I always figured that whoever that person was got stuck at home while everybody else was out reveling, and decided to invoke the Almighty as a way to get back at all the partiers. How could it be anything else? Mass on the morning after a heavy night of partying isn’t exactly the hair of the dog that bit you.

So it is with New Year’s Resolutions. They come after a holiday season that, if you’re the social butterfly type, usually involves copious amounts of eating and drinking. You might throw caution to the wind from Thanksgiving to New Year’s, and partake in all manner of glutinous behavior. Then, you put on your favorite pair of jeans (and not even skinny jeans either) and it’s a struggle to buckle them up.

And in the throes of grunting and sweating to get into those jeans, you resolve to get back to the gym — or join one; to get back on the diet; and get that extra weight off. Because, after all, there’s no way you’re going to buy those elastic-waisted fat jeans. Vanity won’t permit it. You’d rather walk around for two weeks unable to breathe properly than buy an expandable pair of pants that’ll give you some comfort.

I don’t do New Year’s resolutions. I do them every day. Every day I wake up and vow “this is the day I stop all the nonsense and get down to doing all the things I need to do to be healthy.
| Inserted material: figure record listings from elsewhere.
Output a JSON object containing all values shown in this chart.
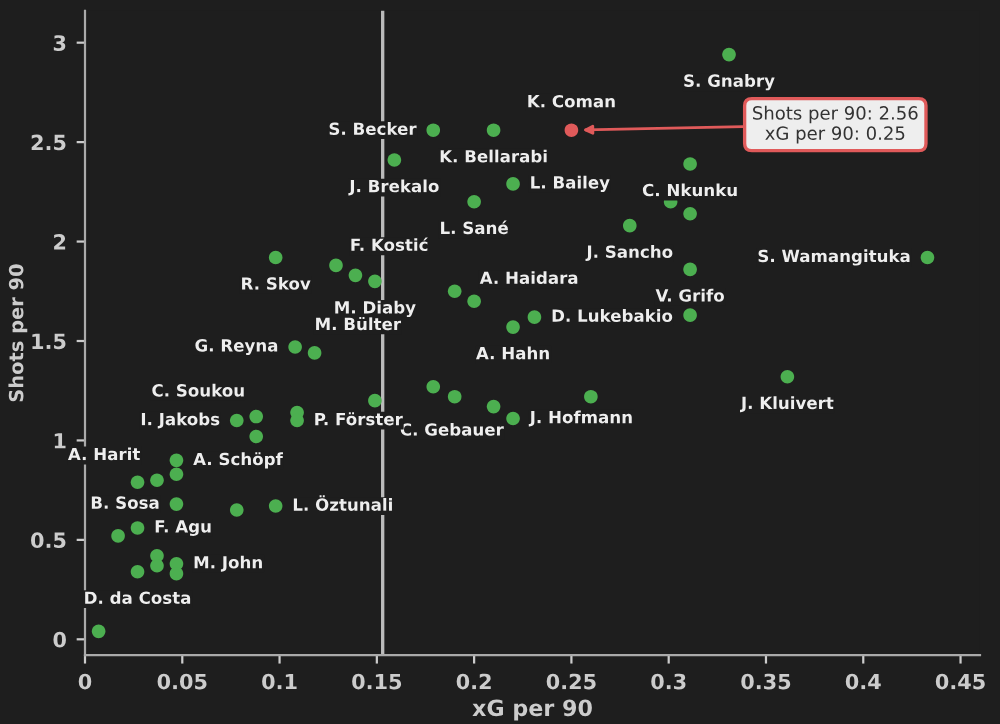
{
  "chart_data": {
    "type": "scatter",
    "xlabel": "xG per 90",
    "ylabel": "Shots per 90",
    "x": [
      0.331,
      0.25,
      0.179,
      0.21,
      0.159,
      0.22,
      0.2,
      0.311,
      0.301,
      0.311,
      0.28,
      0.433,
      0.098,
      0.129,
      0.139,
      0.149,
      0.19,
      0.2,
      0.311,
      0.231,
      0.311,
      0.22,
      0.108,
      0.118,
      0.361,
      0.179,
      0.19,
      0.26,
      0.149,
      0.21,
      0.22,
      0.078,
      0.088,
      0.109,
      0.109,
      0.088,
      0.047,
      0.047,
      0.027,
      0.037,
      0.047,
      0.078,
      0.098,
      0.017,
      0.027,
      0.037,
      0.037,
      0.047,
      0.047,
      0.027,
      0.007
    ],
    "series": [
      {
        "colors": [
          "#4caf50",
          "#e05a5a",
          "#4caf50",
          "#4caf50",
          "#4caf50",
          "#4caf50",
          "#4caf50",
          "#4caf50",
          "#4caf50",
          "#4caf50",
          "#4caf50",
          "#4caf50",
          "#4caf50",
          "#4caf50",
          "#4caf50",
          "#4caf50",
          "#4caf50",
          "#4caf50",
          "#4caf50",
          "#4caf50",
          "#4caf50",
          "#4caf50",
          "#4caf50",
          "#4caf50",
          "#4caf50",
          "#4caf50",
          "#4caf50",
          "#4caf50",
          "#4caf50",
          "#4caf50",
          "#4caf50",
          "#4caf50",
          "#4caf50",
          "#4caf50",
          "#4caf50",
          "#4caf50",
          "#4caf50",
          "#4caf50",
          "#4caf50",
          "#4caf50",
          "#4caf50",
          "#4caf50",
          "#4caf50",
          "#4caf50",
          "#4caf50",
          "#4caf50",
          "#4caf50",
          "#4caf50",
          "#4caf50",
          "#4caf50",
          "#4caf50"
        ],
        "values": [
          2.94,
          2.56,
          2.56,
          2.56,
          2.41,
          2.29,
          2.2,
          2.39,
          2.2,
          2.14,
          2.08,
          1.92,
          1.92,
          1.88,
          1.83,
          1.8,
          1.75,
          1.7,
          1.86,
          1.62,
          1.63,
          1.57,
          1.47,
          1.44,
          1.32,
          1.27,
          1.22,
          1.22,
          1.2,
          1.17,
          1.11,
          1.1,
          1.12,
          1.14,
          1.1,
          1.02,
          0.9,
          0.83,
          0.79,
          0.8,
          0.68,
          0.65,
          0.67,
          0.52,
          0.56,
          0.42,
          0.37,
          0.38,
          0.33,
          0.34,
          0.04
        ]
      }
    ],
    "xlim": [
      0,
      0.46
    ],
    "ylim": [
      -0.08,
      3.16
    ],
    "xticks": [
      0,
      0.05,
      0.1,
      0.15,
      0.2,
      0.25,
      0.3,
      0.35,
      0.4,
      0.45
    ],
    "yticks": [
      0,
      0.5,
      1,
      1.5,
      2,
      2.5,
      3
    ],
    "grid": false,
    "marker": "circle",
    "ref_lines": [
      {
        "axis": "x",
        "value": 0.153,
        "color": "#bbbbbb"
      }
    ],
    "annotations": [
      {
        "text": "S. Gnabry",
        "x": 0.331,
        "y": 2.94
      },
      {
        "text": "K. Coman",
        "x": 0.25,
        "y": 2.56
      },
      {
        "text": "S. Becker",
        "x": 0.179,
        "y": 2.56
      },
      {
        "text": "K. Bellarabi",
        "x": 0.21,
        "y": 2.56
      },
      {
        "text": "J. Brekalo",
        "x": 0.159,
        "y": 2.41
      },
      {
        "text": "L. Bailey",
        "x": 0.22,
        "y": 2.29
      },
      {
        "text": "L. Sané",
        "x": 0.2,
        "y": 2.2
      },
      {
        "text": "C. Nkunku",
        "x": 0.311,
        "y": 2.39
      },
      {
        "text": "J. Sancho",
        "x": 0.28,
        "y": 2.08
      },
      {
        "text": "S. Wamangituka",
        "x": 0.433,
        "y": 1.92
      },
      {
        "text": "R. Skov",
        "x": 0.098,
        "y": 1.92
      },
      {
        "text": "F. Kostić",
        "x": 0.129,
        "y": 1.88
      },
      {
        "text": "M. Diaby",
        "x": 0.149,
        "y": 1.8
      },
      {
        "text": "A. Haidara",
        "x": 0.2,
        "y": 1.7
      },
      {
        "text": "V. Grifo",
        "x": 0.311,
        "y": 1.86
      },
      {
        "text": "D. Lukebakio",
        "x": 0.231,
        "y": 1.62
      },
      {
        "text": "A. Hahn",
        "x": 0.22,
        "y": 1.57
      },
      {
        "text": "G. Reyna",
        "x": 0.108,
        "y": 1.47
      },
      {
        "text": "M. Bülter",
        "x": 0.118,
        "y": 1.44
      },
      {
        "text": "J. Kluivert",
        "x": 0.361,
        "y": 1.32
      },
      {
        "text": "C. Gebauer",
        "x": 0.149,
        "y": 1.2
      },
      {
        "text": "J. Hofmann",
        "x": 0.22,
        "y": 1.11
      },
      {
        "text": "I. Jakobs",
        "x": 0.078,
        "y": 1.1
      },
      {
        "text": "C. Soukou",
        "x": 0.088,
        "y": 1.12
      },
      {
        "text": "P. Förster",
        "x": 0.109,
        "y": 1.1
      },
      {
        "text": "A. Schöpf",
        "x": 0.047,
        "y": 0.9
      },
      {
        "text": "A. Harit",
        "x": 0.037,
        "y": 0.8
      },
      {
        "text": "B. Sosa",
        "x": 0.047,
        "y": 0.68
      },
      {
        "text": "L. Öztunali",
        "x": 0.098,
        "y": 0.67
      },
      {
        "text": "F. Agu",
        "x": 0.027,
        "y": 0.56
      },
      {
        "text": "M. John",
        "x": 0.047,
        "y": 0.38
      },
      {
        "text": "D. da Costa",
        "x": 0.027,
        "y": 0.34
      },
      {
        "text": "Shots per 90: 2.56\nxG per 90: 0.25",
        "x": 0.25,
        "y": 2.56
      }
    ]
  }
}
I’m going to go to the gym, buy and eat healthy food, and all the rest.”

This generally lasts until noon, and then it all goes out the window for one more day at the first sight of a Peppermint Pattie or my work colleague’s candy jar.

For Catholics, New Year’s is the second-biggest day for resolutions, the first of course, being Ash Wednesday. That’s when good Catholics everywhere “give up” something for Lent. It could be Peanut M&Ms, coffee, beating up your little brother, Peppermint Patties … whatever. When I was a student at Sacred Heart School, the nuns used to line us up against the blackboards and, one by one, demand to know what sacrifices we were making for lent. One by one, we learned who was going to stop arguing with his siblings (or worse); who was going to stop eating candy; who was going to go without watching her favorite TV show (very likely that was going to last five weeks); and, most hilarious, who was going to attend Mass every day.

I’m afraid New Year’s resolutions are just as silly. They’re panaceas. They give us the false security that we are finally going to change our evil ways.

Only we don’t. Oh, we may get off to a rip-roaring start. If you go to the gym regularly, you’ll notice that for the first few weeks of January it’s more difficult than usual to find an empty machine. There’s an uptick in new memberships as people set about fashioning their major overhauls.

Then, imperceptibly at first, it gets easier to get on those machines. There are parking spots near the door, where there weren’t before. And this trend continues until, by June, you could go into a gym at certain times of the day and get lost.

If you Google “New Year’s Resolutions,” you’ll find an inexhaustible supply of suggestions, analyses, funny ones, realistic ones, and even tips on how to keep them.

I have a better idea. Stop them altogether. All they do is set you up for failure when, for whatever reason (excuse?), you break down one day and  have a hot dog. That immediately turns into a tour de force of forbidden foods, topped off by a half-gallon of Haagen Dazs.

And then all bets are off, and you begin the cycle all over again.

The more you try, and the more you fail, the harder it is to find the resolve to do it all over again. So don’t do it!

This isn’t to say you should just neglect your health and well-being. By all means, striving to do the things you should is a noble endeavor. It’s just that it’s not something you do willy nilly just because you’re disgusted with yourself. You need some knowledge not only on how to do it, but how to do it realistically. And built into it is the notion that, once in a while, you need to back off and live a little too.

And that’s very difficult to do when you’re holding a gun to your head because of some artificial resolution you made simply because your pants didn’t fit.